Anonymous wrote:Thank you so much for your quick replies! The idea of some rules for friends being over and curfews is great. I will for sure word them as house rules not overstep his fathers parenting as to not cause problems. I also like the chore schedule. I'm overly clean so I am happy to do regular maintenance, but giving them some responsibility is great. I am not sure of what sort of timeline to set in motion. I don't foresee this being a quick stay as FIL has lost everything and is older and has been actively trying to find employment for a long time now. It seems like everything is hitting him at once. I want them to feel like this can be their home if needed.
If you and your husband are open to him living with you indefinitely that's fine, but he can't just be a lump on the couch, you know?
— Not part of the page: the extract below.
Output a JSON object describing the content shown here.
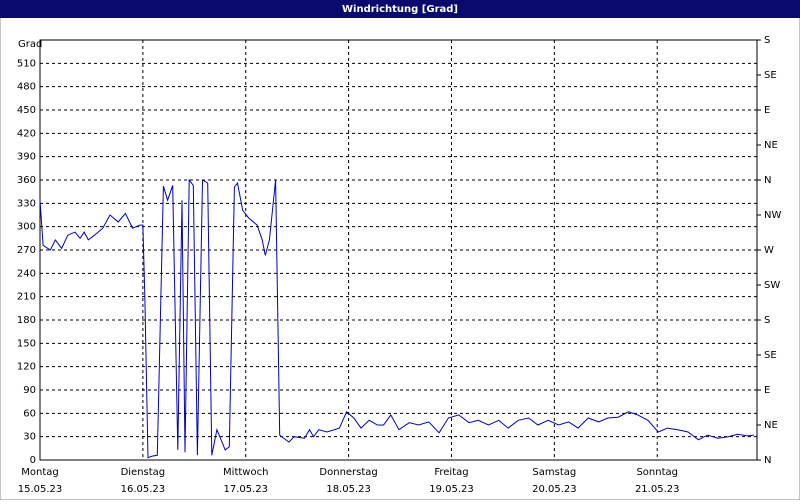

Even if he gets a job at Costco part time, and a once-or-twice-a-week volunteer gig, he needs regular commitments that involve him regularly leaving the house each week. He could teach adults to read, be a library guy, walk dogs at a pet shelter, whatever. But he needs to help people to feel he has some self worth, and to meet some people.
Make a goal that beginning in the New Year, he starts paying $200 or whatever towards the utility bill or groceries or SOMETHING.
Also, consider who will be financially supporting the teen. They're expensive. Eat lots of food, need allowance, driver's ed, clothing, SAT prep classes, field trip money, random shit for school, money for presents for friends, etc. Will he be required to get a part time job? Will he only get allowance if his room is clean?